Infections of the urogenital tract (URI)

Acute pyelonephritis Gestational pyelonephritis Recurrent Urinary Tract Infection Complicated URI infection Acute cystitis Urinary catheterization Acute prostatitis Chronic Prostatitis Epididymitis Mumps orchitisn Primary syphilis Salpingitis Vaginitis

Primary syphilis

Case report:

A 32 year old patient comes into practice and complains of a moderately painful small ulcer on his penis and swelling of the lymph nodes in both Inguinalbereichen. A history of the patient reports that he returned two weeks ago from a vacation trip from South East Asia and during this trip, there had been also to unprotected intercourse.

Diagnosis:

In the investigation falls to the head of the penis is a small, yellowish-reddish, clean, non-purulent ulcer on with little mild swelling around. The inguinal lymph nodes are enlarged moderately, not confluent and the overlying skin is normal. Rectal examination shows no pathological findings, the body temperature is not increased cardiovascular findings are normal.

Pathogenesis:

Primary syphilis runs with an incubation period of three to six weeks and is caused by Treponema pallidum. The first clinical manifestation is usually the genital ulcer (chancre), but care must be taken to atypical manifestations.
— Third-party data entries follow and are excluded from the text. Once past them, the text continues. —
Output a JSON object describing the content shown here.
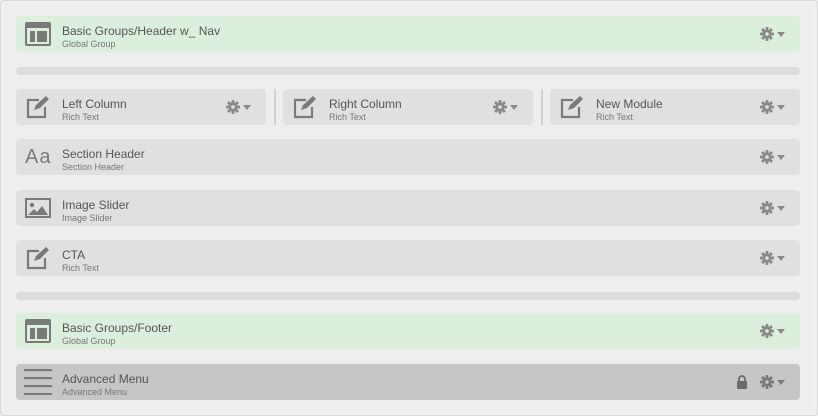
{
  "modules": [
    {
      "title": "Basic Groups/Header w_ Nav",
      "subtitle": "Global Group",
      "icon": "layout-icon"
    },
    {
      "title": "Left Column",
      "subtitle": "Rich Text",
      "icon": "edit-icon"
    },
    {
      "title": "Right Column",
      "subtitle": "Rich Text",
      "icon": "edit-icon"
    },
    {
      "title": "New Module",
      "subtitle": "Rich Text",
      "icon": "edit-icon"
    },
    {
      "title": "Section Header",
      "subtitle": "Section Header",
      "icon": "text-icon",
      "icon_text": "Aa"
    },
    {
      "title": "Image Slider",
      "subtitle": "Image Slider",
      "icon": "image-icon"
    },
    {
      "title": "CTA",
      "subtitle": "Rich Text",
      "icon": "edit-icon"
    },
    {
      "title": "Basic Groups/Footer",
      "subtitle": "Global Group",
      "icon": "layout-icon"
    },
    {
      "title": "Advanced Menu",
      "subtitle": "Advanced Menu",
      "icon": "menu-icon",
      "locked": true
    }
  ],
  "colors": {
    "global_group_bg": "#dcefdc",
    "module_bg": "#e0e0e0",
    "advanced_bg": "#c6c6c6",
    "icon_color": "#7a7a7a"
  }
}
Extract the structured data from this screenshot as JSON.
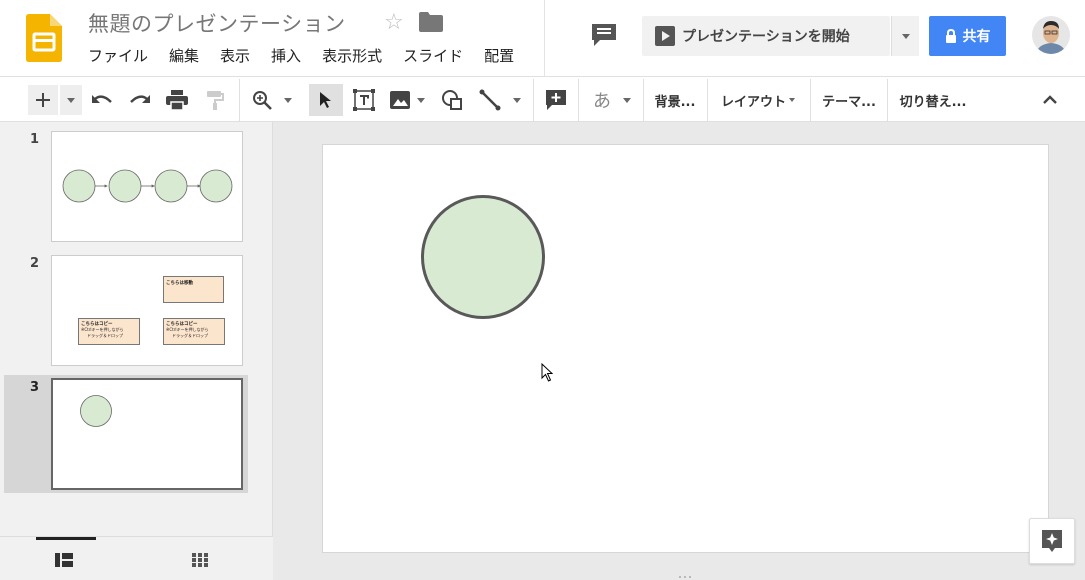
{
  "header": {
    "doc_title": "無題のプレゼンテーション",
    "menu": [
      "ファイル",
      "編集",
      "表示",
      "挿入",
      "表示形式",
      "スライド",
      "配置"
    ],
    "present_label": "プレゼンテーションを開始",
    "share_label": "共有"
  },
  "toolbar": {
    "ime_label": "あ",
    "background_label": "背景...",
    "layout_label": "レイアウト",
    "theme_label": "テーマ...",
    "transition_label": "切り替え..."
  },
  "filmstrip": {
    "slides": [
      {
        "number": "1"
      },
      {
        "number": "2",
        "boxes": [
          {
            "title": "こちらは移動"
          },
          {
            "title": "こちらはコピー",
            "line1": "※Ctrlキーを押しながら",
            "line2": "ドラッグ＆ドロップ"
          },
          {
            "title": "こちらはコピー",
            "line1": "※Ctrlキーを押しながら",
            "line2": "ドラッグ＆ドロップ"
          }
        ]
      },
      {
        "number": "3",
        "selected": true
      }
    ]
  },
  "colors": {
    "circle_fill": "#d9ead3",
    "circle_stroke": "#595959",
    "box_fill": "#fce5cd",
    "share_blue": "#4285f4",
    "logo_yellow": "#f4b400"
  }
}
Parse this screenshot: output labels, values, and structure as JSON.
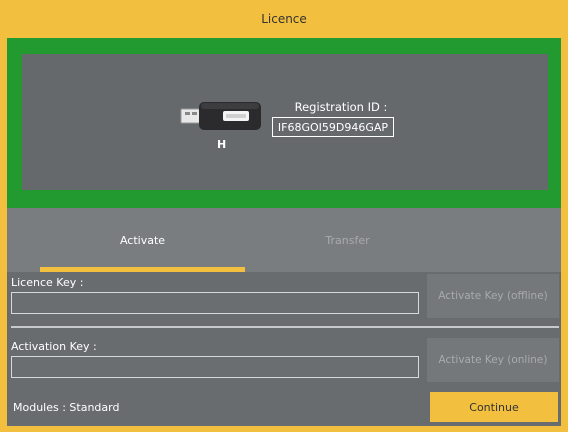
{
  "window": {
    "title": "Licence"
  },
  "device": {
    "icon": "usb-drive-icon",
    "drive_letter": "H",
    "registration_label": "Registration ID :",
    "registration_id": "IF68GOI59D946GAP"
  },
  "tabs": [
    {
      "label": "Activate",
      "active": true
    },
    {
      "label": "Transfer",
      "active": false
    }
  ],
  "form": {
    "licence_key_label": "Licence Key :",
    "licence_key_value": "",
    "activate_offline_label": "Activate Key (offline)",
    "activation_key_label": "Activation Key :",
    "activation_key_value": "",
    "activate_online_label": "Activate Key (online)"
  },
  "footer": {
    "modules_text": "Modules : Standard",
    "continue_label": "Continue"
  },
  "colors": {
    "accent": "#f2bf3f",
    "green": "#239a2f",
    "panel": "#66696c",
    "background": "#7a7d80"
  }
}
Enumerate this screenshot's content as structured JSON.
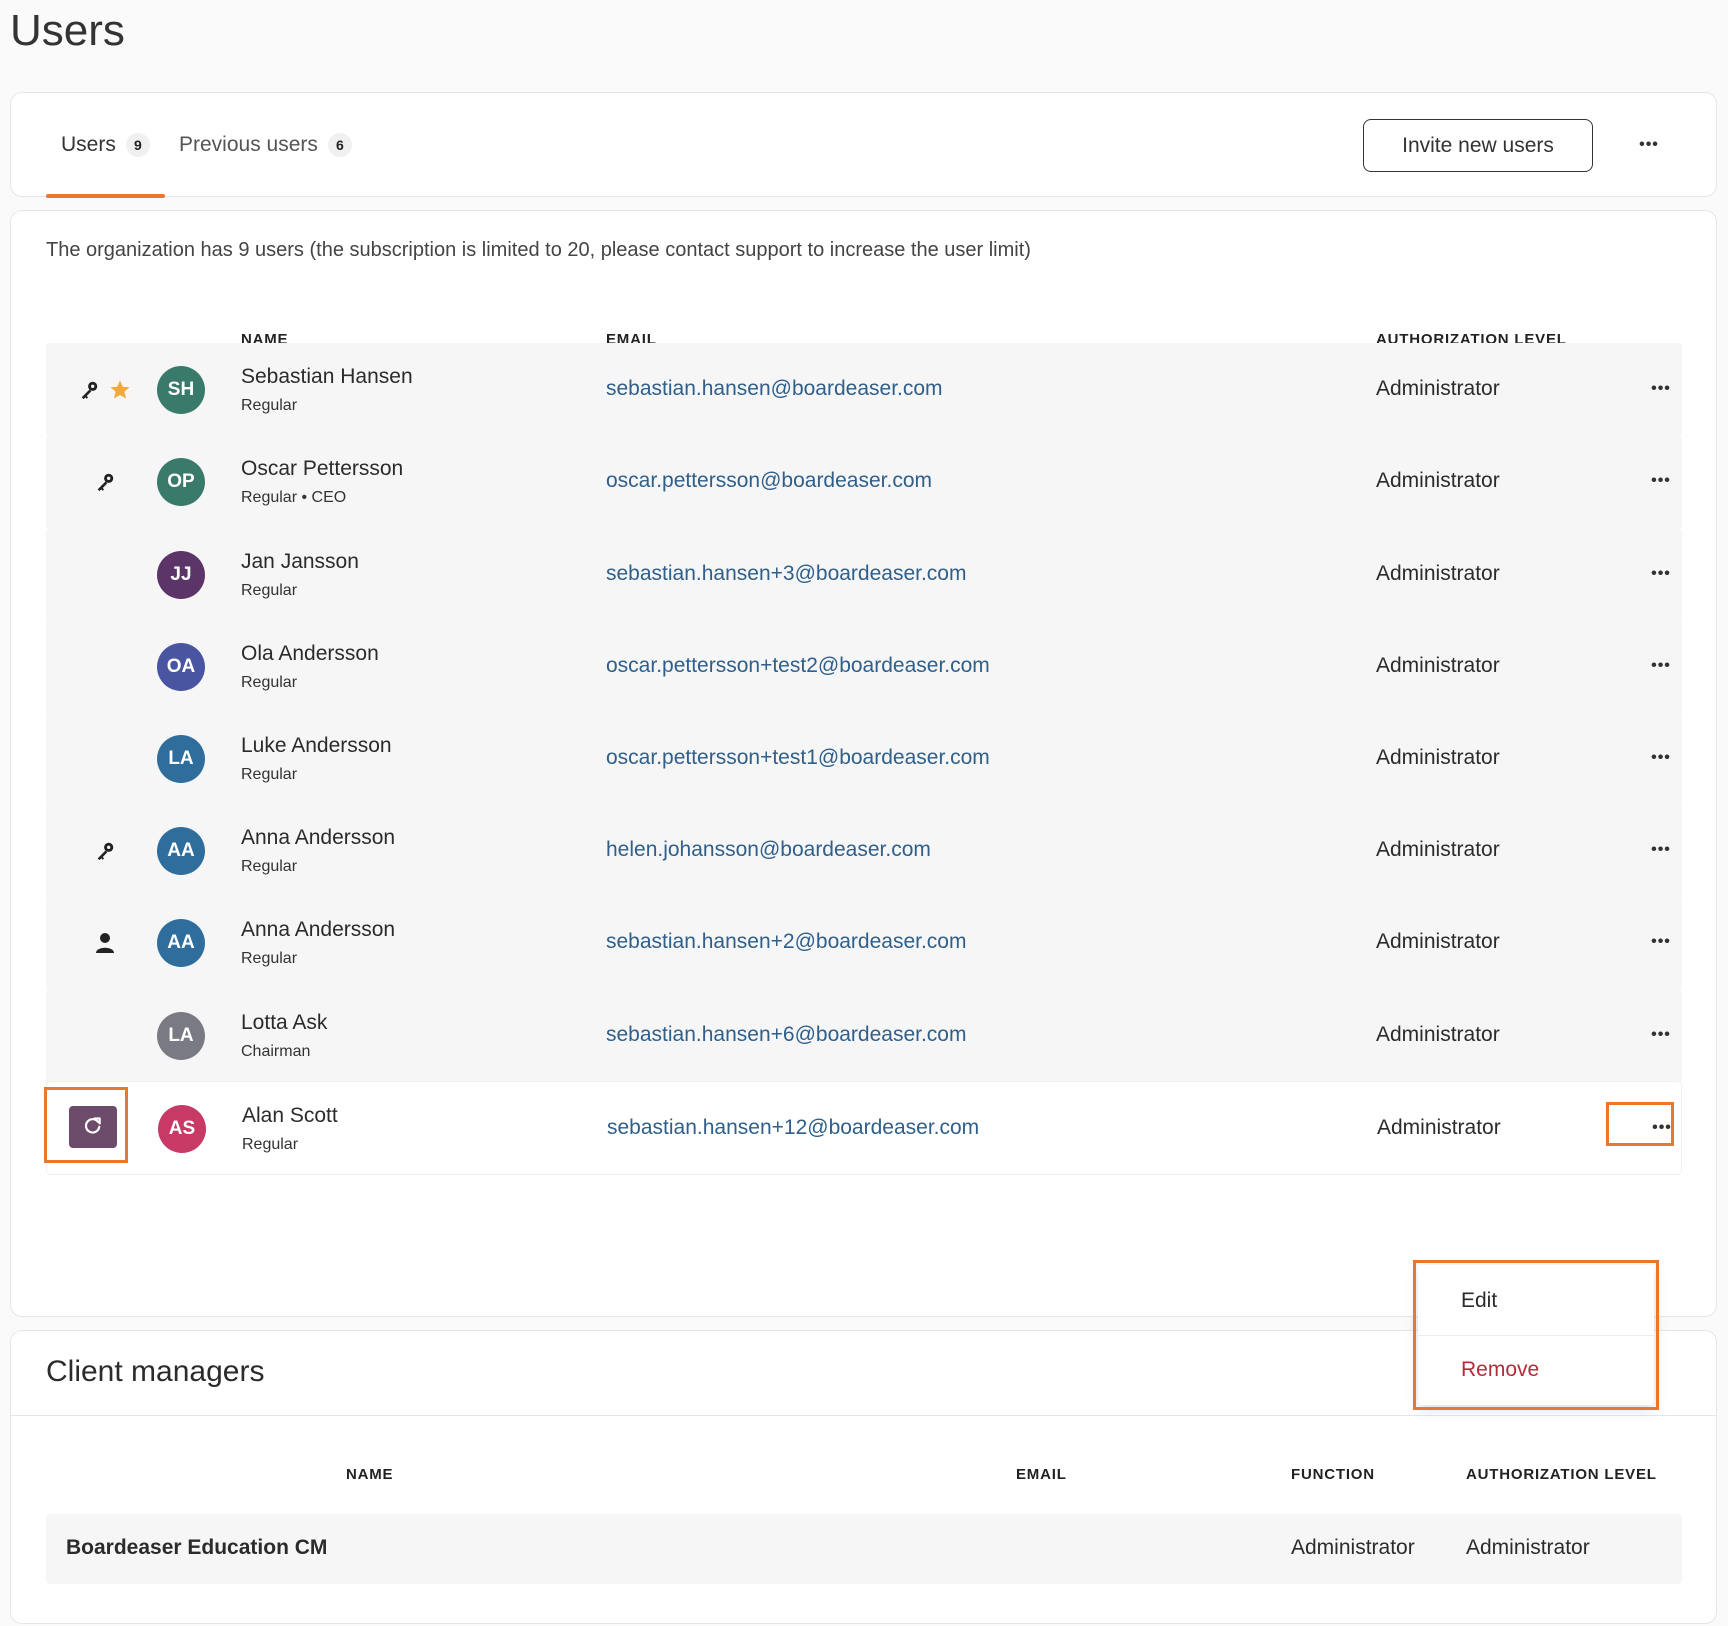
{
  "page": {
    "title": "Users"
  },
  "tabs": [
    {
      "label": "Users",
      "count": "9"
    },
    {
      "label": "Previous users",
      "count": "6"
    }
  ],
  "toolbar": {
    "invite_label": "Invite new users",
    "more_label": "•••"
  },
  "summary": "The organization has 9 users (the subscription is limited to 20, please contact support to increase the user limit)",
  "users_table": {
    "headers": {
      "name": "NAME",
      "email": "EMAIL",
      "auth": "AUTHORIZATION LEVEL"
    },
    "rows": [
      {
        "initials": "SH",
        "avatar_color": "#3a7a6b",
        "name": "Sebastian Hansen",
        "sub": "Regular",
        "email": "sebastian.hansen@boardeaser.com",
        "auth": "Administrator",
        "icons": [
          "key-icon",
          "star-icon"
        ]
      },
      {
        "initials": "OP",
        "avatar_color": "#3a7a6b",
        "name": "Oscar Pettersson",
        "sub": "Regular • CEO",
        "email": "oscar.pettersson@boardeaser.com",
        "auth": "Administrator",
        "icons": [
          "key-icon"
        ]
      },
      {
        "initials": "JJ",
        "avatar_color": "#5b3468",
        "name": "Jan Jansson",
        "sub": "Regular",
        "email": "sebastian.hansen+3@boardeaser.com",
        "auth": "Administrator",
        "icons": []
      },
      {
        "initials": "OA",
        "avatar_color": "#4a55a2",
        "name": "Ola Andersson",
        "sub": "Regular",
        "email": "oscar.pettersson+test2@boardeaser.com",
        "auth": "Administrator",
        "icons": []
      },
      {
        "initials": "LA",
        "avatar_color": "#2f6e9c",
        "name": "Luke Andersson",
        "sub": "Regular",
        "email": "oscar.pettersson+test1@boardeaser.com",
        "auth": "Administrator",
        "icons": []
      },
      {
        "initials": "AA",
        "avatar_color": "#2f6e9c",
        "name": "Anna Andersson",
        "sub": "Regular",
        "email": "helen.johansson@boardeaser.com",
        "auth": "Administrator",
        "icons": [
          "key-icon"
        ]
      },
      {
        "initials": "AA",
        "avatar_color": "#2f6e9c",
        "name": "Anna Andersson",
        "sub": "Regular",
        "email": "sebastian.hansen+2@boardeaser.com",
        "auth": "Administrator",
        "icons": [
          "person-icon"
        ]
      },
      {
        "initials": "LA",
        "avatar_color": "#7a7a84",
        "name": "Lotta Ask",
        "sub": "Chairman",
        "email": "sebastian.hansen+6@boardeaser.com",
        "auth": "Administrator",
        "icons": []
      },
      {
        "initials": "AS",
        "avatar_color": "#c73a66",
        "name": "Alan Scott",
        "sub": "Regular",
        "email": "sebastian.hansen+12@boardeaser.com",
        "auth": "Administrator",
        "icons": [
          "refresh-icon"
        ]
      }
    ]
  },
  "dropdown": {
    "edit": "Edit",
    "remove": "Remove"
  },
  "client_managers": {
    "title": "Client managers",
    "headers": {
      "name": "NAME",
      "email": "EMAIL",
      "function": "FUNCTION",
      "auth": "AUTHORIZATION LEVEL"
    },
    "rows": [
      {
        "name": "Boardeaser Education CM",
        "email": "",
        "function": "Administrator",
        "auth": "Administrator"
      }
    ]
  },
  "colors": {
    "accent": "#e9772f",
    "link": "#2f5f8a",
    "danger": "#b02d3a",
    "star": "#f2a93b"
  }
}
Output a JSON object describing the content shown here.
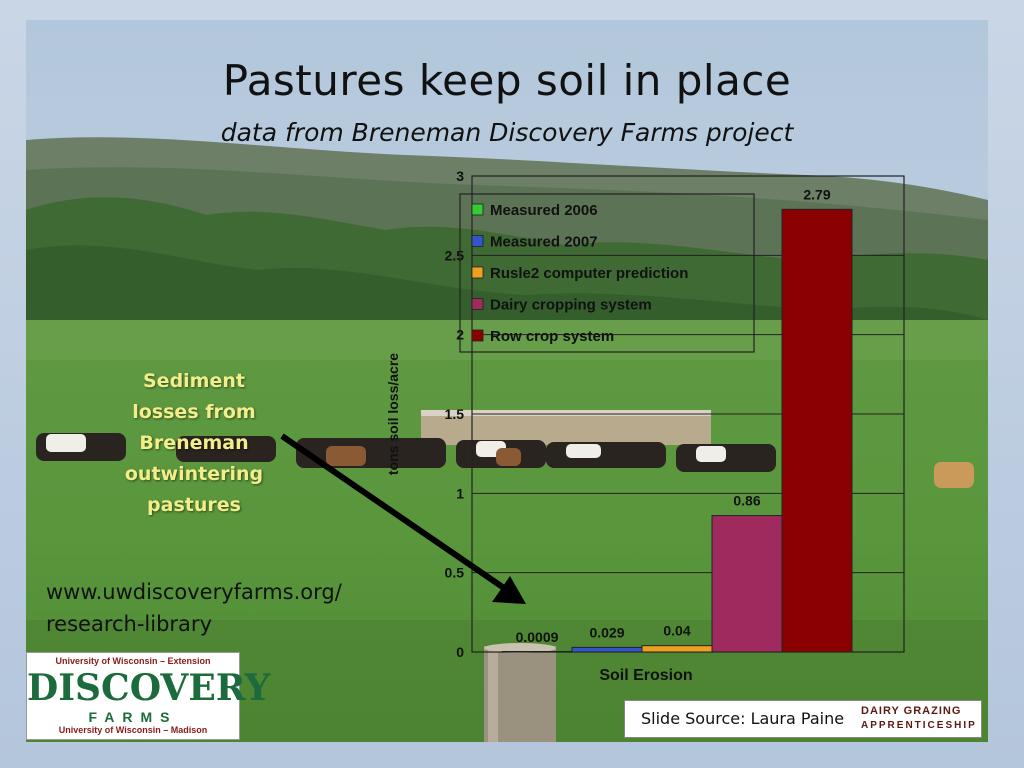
{
  "slide": {
    "title": "Pastures keep soil in place",
    "subtitle": "data from Breneman Discovery Farms project",
    "annotation": [
      "Sediment",
      "losses from",
      "Breneman",
      "outwintering",
      "pastures"
    ],
    "website": [
      "www.uwdiscoveryfarms.org/",
      "research-library"
    ],
    "source": "Slide Source: Laura Paine"
  },
  "logo": {
    "top": "University of Wisconsin – Extension",
    "main": "DISCOVERY",
    "sub": "FARMS",
    "bottom": "University of Wisconsin – Madison"
  },
  "dga_logo": {
    "top": "DAIRY GRAZING",
    "bottom": "APPRENTICESHIP"
  },
  "chart_data": {
    "type": "bar",
    "title": "",
    "xlabel": "Soil Erosion",
    "ylabel": "tons soil loss/acre",
    "ylim": [
      0,
      3
    ],
    "yticks": [
      "0",
      "0.5",
      "1",
      "1.5",
      "2",
      "2.5",
      "3"
    ],
    "grid": true,
    "legend_position": "top-left",
    "series": [
      {
        "name": "Measured 2006",
        "value": 0.0009,
        "label": "0.0009",
        "color": "#33cc33"
      },
      {
        "name": "Measured 2007",
        "value": 0.029,
        "label": "0.029",
        "color": "#3355cc"
      },
      {
        "name": "Rusle2 computer prediction",
        "value": 0.04,
        "label": "0.04",
        "color": "#f0a020"
      },
      {
        "name": "Dairy cropping system",
        "value": 0.86,
        "label": "0.86",
        "color": "#9e2a5e"
      },
      {
        "name": "Row crop system",
        "value": 2.79,
        "label": "2.79",
        "color": "#8b0000"
      }
    ]
  }
}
Without treatment, the ulcer and the regional lymph node enlargement disappear spontaneously after a few weeks, and typically the image of secondary syphilis develops after two to four months. The diagnosis of primary syphilis is first performed over a search response by Treponema pallidum hemagglutination assay (TPHA test). If the results of the serum diagnosis is to expand, to arrive at a confirmation. With the indirect immunofluorescence technique (FTA-ABS test) can be Treponema-specific IgG and IgM prove. Treponema-specific IgM antibodies are no longer detectable three to 24 months after treatment, while specific IgG antibodies usually remain lifelong.

Therapy:

When syphilis I and II a depot penicillin is administered, usually a procaine penicillin (BIPEN-SAAR) at a daily dose of 2.4 million units intramuscularly for 14 days. When penicillin allergy ceftriaxone (Rocephin) given once daily two grams more than two weeks intravenously; alternatively doxycycline (VIBRAMYCIN others) 200 mg daily or intravenous minocycline (Klinomycin others) 100 mg orally twice daily for three weeks. Three, six and twelve months after the completion of antibiotic treatment control of serological findings is necessary.